New regulations will also hold risks. The EU, for example, plans a full overhaul of its regulatory framework for pharmaceuticals, encompassing everything from incentivising innovation to securing supplies and ensuring equal access. A 12-week consultation process began in September 2021, with the aim of delivering the final revisions of the regulation by the end of 2022. The pharmaceutical industry is likely to be most concerned about the European Commission’s efforts to boost market competition, with the aim of promoting generics and bringing down prices. A promise to overhaul the R&D incentives on offer, such as extended marketing exclusivity, will also ring alarm bells, although the results are unlikely to involve drastic cutbacks. As always, the Commission will need to tread carefully between innovation and affordability.

Other countries are also pursuing new regulations. In 2022 Japan will implement the final stage of its rules requiring barcodes on pharma packaging – the kind of small-sounding reform that can be surprisingly difficult to implement. Taiwan is also introducing rules to improve traceability, though these will not come into effect until January 2023. In China, meanwhile, drugmakers are still feeling their way forward as the National Health Commission tries to centralise and streamline drug procurement processes, including instructions designed to ensure “more rational drug use”. Given that the Chinese government is also moving to extend insurance coverage under its public health schemes, we expect much stricter scrutiny of how money is spent. Digital health apps, such as Tencent’s WeDoctor, will feel the brunt of this as China looks to integrate telehealth into its systems, but pharmaceutical procurement will not be spared. More positively, however, China is progressively improving the environment for innovation, with firmer patenting rules, the emergence of bioclusters, and faster approval processes. Chinese biotech companies are growing rapidly, aided by both public and private funding.

Tax changes will prompt strategic reviews.
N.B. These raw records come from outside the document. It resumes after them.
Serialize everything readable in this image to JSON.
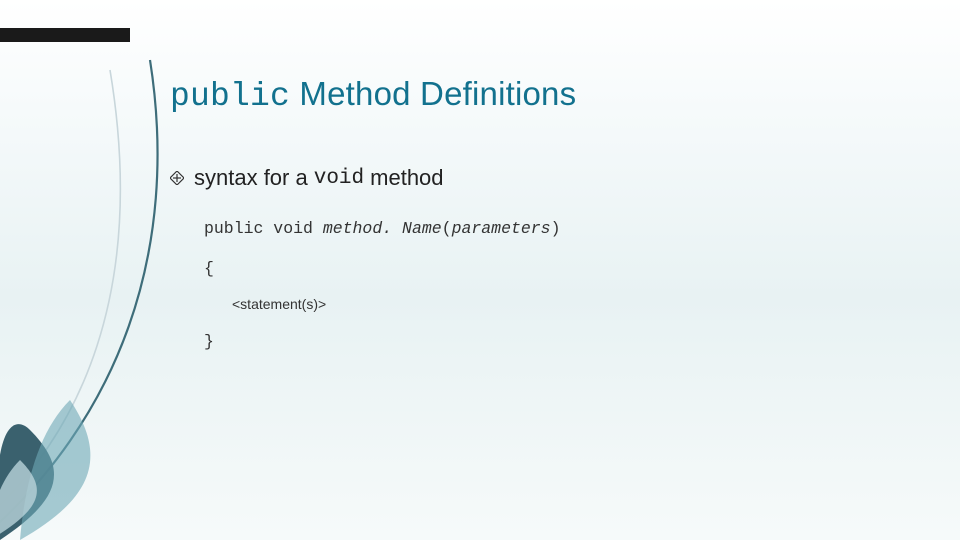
{
  "title": {
    "mono": "public",
    "rest": " Method Definitions"
  },
  "bullet": {
    "pre": "syntax for a ",
    "mono": "void",
    "post": " method"
  },
  "code": {
    "sig_pre": "public void ",
    "sig_name": "method. Name",
    "sig_paren_open": "(",
    "sig_params": "parameters",
    "sig_paren_close": ")",
    "brace_open": "{",
    "stmt": "<statement(s)>",
    "brace_close": "}"
  }
}
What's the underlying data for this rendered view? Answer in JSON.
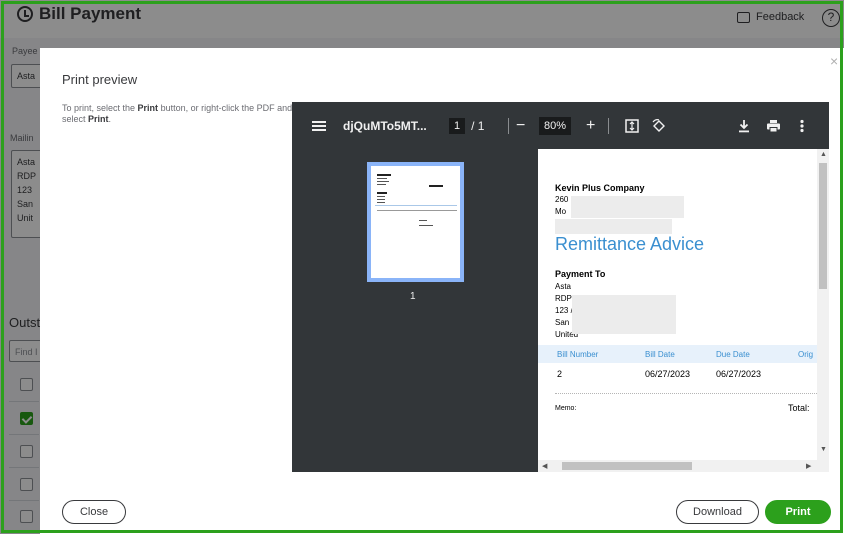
{
  "app": {
    "title": "Bill Payment",
    "feedback_label": "Feedback",
    "help_label": "?",
    "payee_label": "Payee",
    "payee_value": "Asta",
    "mailing_label": "Mailin",
    "mailing_lines": [
      "Asta",
      "RDP",
      "123",
      "San",
      "Unit"
    ],
    "outstanding_heading": "Outst",
    "find_placeholder": "Find I"
  },
  "dialog": {
    "title": "Print preview",
    "hint_prefix": "To print, select the ",
    "hint_print_bold": "Print",
    "hint_middle": " button, or right-click the PDF and select ",
    "hint_print_bold_2": "Print",
    "hint_suffix": ".",
    "close_x": "×",
    "close_button": "Close",
    "download_button": "Download",
    "print_button": "Print"
  },
  "viewer": {
    "filename": "djQuMTo5MT...",
    "page_current": "1",
    "page_total": "/ 1",
    "zoom": "80%",
    "zoom_out": "−",
    "zoom_in": "+",
    "thumbnail_page": "1",
    "document": {
      "company": "Kevin Plus Company",
      "company_addr_1": "260",
      "company_addr_2": "Mo",
      "heading": "Remittance Advice",
      "payment_to_label": "Payment To",
      "payee_lines": [
        "Asta",
        "RDP In",
        "123 /",
        "San I",
        "United"
      ],
      "columns": [
        "Bill Number",
        "Bill Date",
        "Due Date",
        "Orig"
      ],
      "row": [
        "2",
        "06/27/2023",
        "06/27/2023"
      ],
      "memo_label": "Memo:",
      "total_label": "Total:"
    }
  },
  "colors": {
    "brand_green": "#2ca01c",
    "heading_blue": "#3a8fd0",
    "viewer_toolbar": "#323639"
  }
}
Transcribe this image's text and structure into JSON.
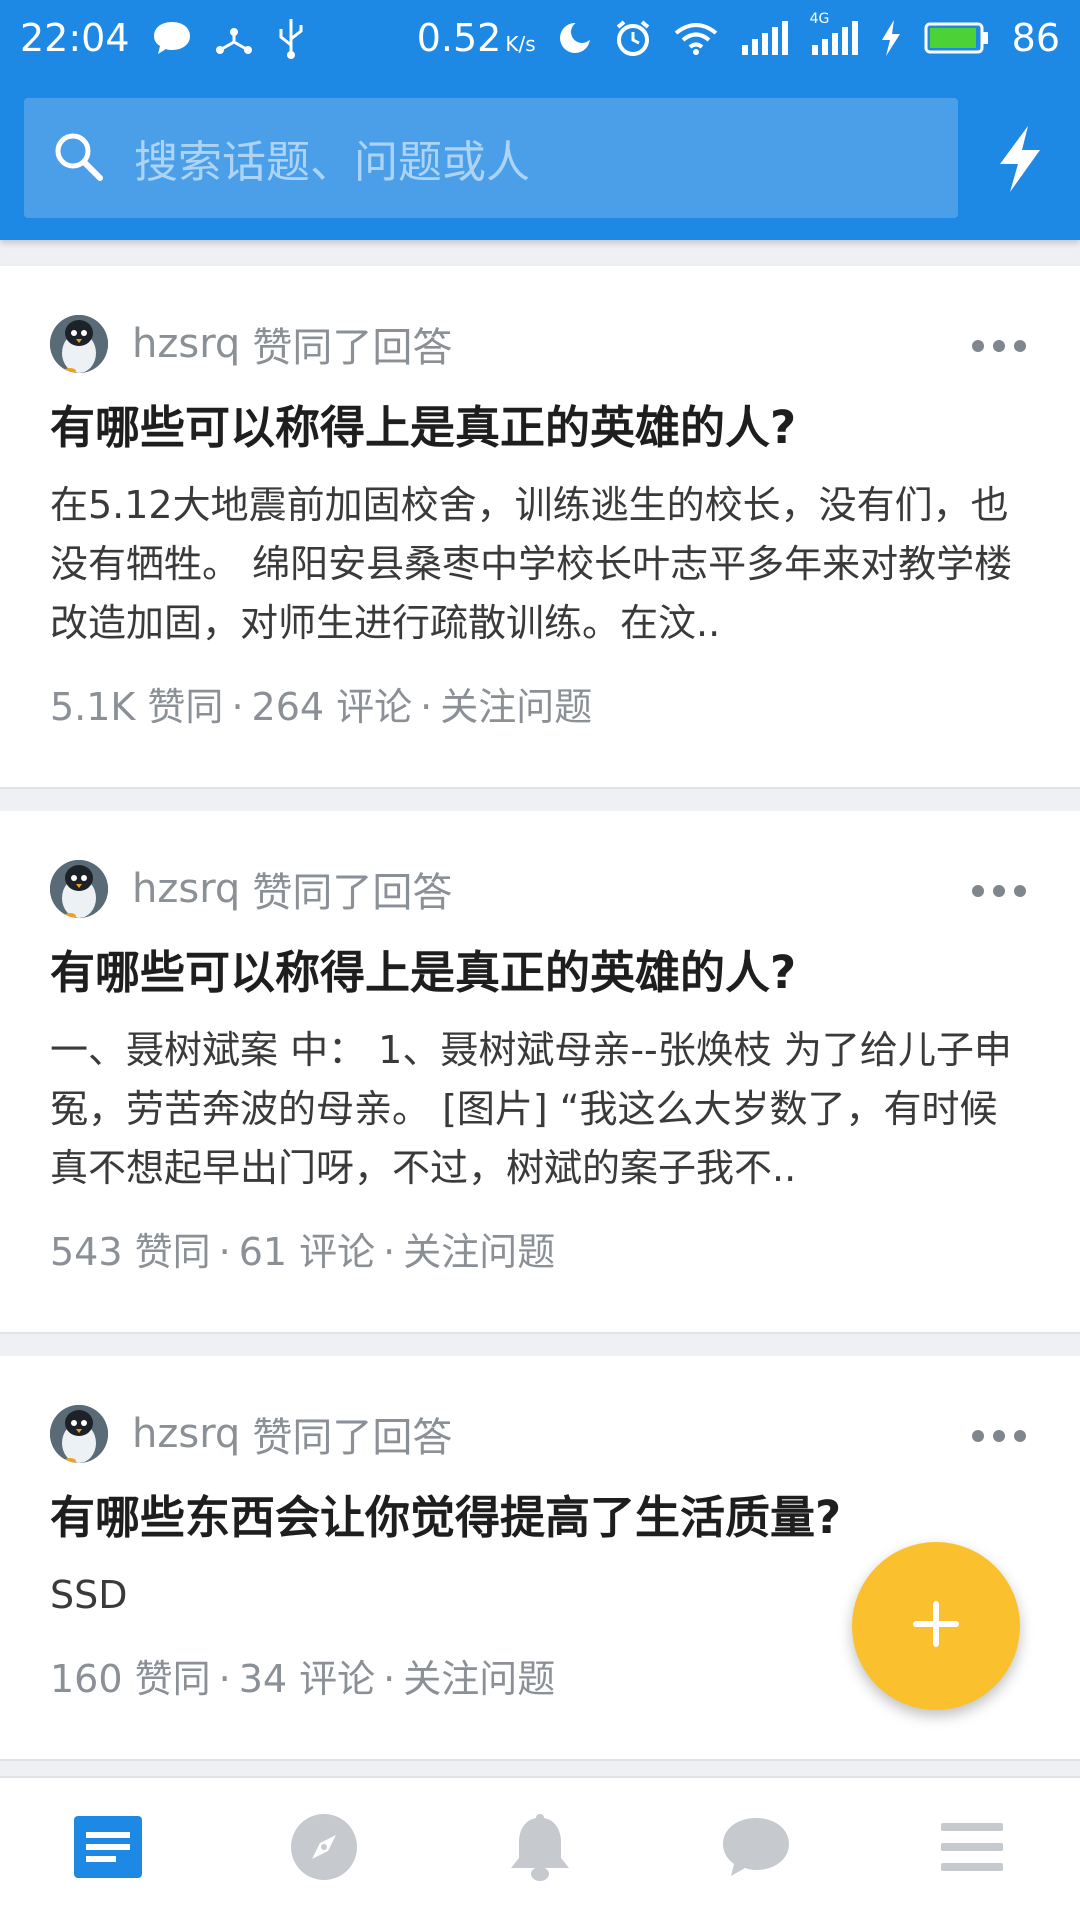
{
  "status_bar": {
    "time": "22:04",
    "net_speed": "0.52",
    "net_unit": "K/s",
    "net_type": "4G",
    "battery": "86"
  },
  "search": {
    "placeholder": "搜索话题、问题或人",
    "icon": "search-icon",
    "action_icon": "lightning-icon"
  },
  "feed": [
    {
      "user": "hzsrq",
      "action": "赞同了回答",
      "title": "有哪些可以称得上是真正的英雄的人?",
      "excerpt": "在5.12大地震前加固校舍，训练逃生的校长，没有们，也没有牺牲。 绵阳安县桑枣中学校长叶志平多年来对教学楼改造加固，对师生进行疏散训练。在汶..",
      "likes": "5.1K 赞同",
      "comments": "264 评论",
      "follow": "关注问题"
    },
    {
      "user": "hzsrq",
      "action": "赞同了回答",
      "title": "有哪些可以称得上是真正的英雄的人?",
      "excerpt": "一、聂树斌案 中： 1、聂树斌母亲--张焕枝 为了给儿子申冤，劳苦奔波的母亲。 [图片] “我这么大岁数了，有时候真不想起早出门呀，不过，树斌的案子我不..",
      "likes": "543 赞同",
      "comments": "61 评论",
      "follow": "关注问题"
    },
    {
      "user": "hzsrq",
      "action": "赞同了回答",
      "title": "有哪些东西会让你觉得提高了生活质量?",
      "excerpt": "SSD",
      "likes": "160 赞同",
      "comments": "34 评论",
      "follow": "关注问题"
    }
  ],
  "separator": "·",
  "fab": {
    "icon": "plus-icon"
  },
  "bottom_nav": [
    {
      "icon": "feed-icon",
      "active": true
    },
    {
      "icon": "compass-icon",
      "active": false
    },
    {
      "icon": "bell-icon",
      "active": false
    },
    {
      "icon": "chat-icon",
      "active": false
    },
    {
      "icon": "menu-icon",
      "active": false
    }
  ],
  "colors": {
    "header": "#1e88e5",
    "accent": "#fbc02d",
    "active_tab": "#1e88e5",
    "inactive_tab": "#c6c9cd"
  }
}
Although the outlook for innovation is generally good, companies will need to be planning ahead for tax changes. Most immediately, in the US more elements of the 2017 tax reforms will come into effect, changing the extent to which companies can offset their R&D expenses. Some of the changes will promote innovation, by extending new credits, but others will be detrimental, particularly when it comes to orphan drugs. Less immediately, the pharmaceutical industry will need to prepare for the possible implementation of a global minimum tax for multinationals, following the recent deal by 136 countries. The aim of the legislation, due to come into effect in 2023 if approved by national legislatures, is to stamp out the kind of tax avoidance that several pharma companies have tried, most obviously by moving their tax base to low-tax Ireland.

None of this will prevent more innovation. Not only is global R&D spending in good shape, but the pandemic has accelerated several pathways to innovation. One is the access to and use of digital data to drive research. Pharma companies may not want to repeat the cooperative data sharing that helped them to develop COVID vaccines, but the data analytics tools are still there and being used. The sudden move from site-based clinical trials to virtual trials during lockdowns, though painful at the time, has opened up new ways of getting such trials done quickly. The same has happened for diagnostics, with the rapid roll-out of home testing kits. Liquid biopsies, an innovation that predated the pandemic, are now helping clinicians to catch up with missed non-COVID investigations. And mRNA and lipid nanoparticles, the innovation behind some of the vaccines, may have new uses for other treatments. The pandemic was an ill wind for the world, but it has blown the pharma industry some good.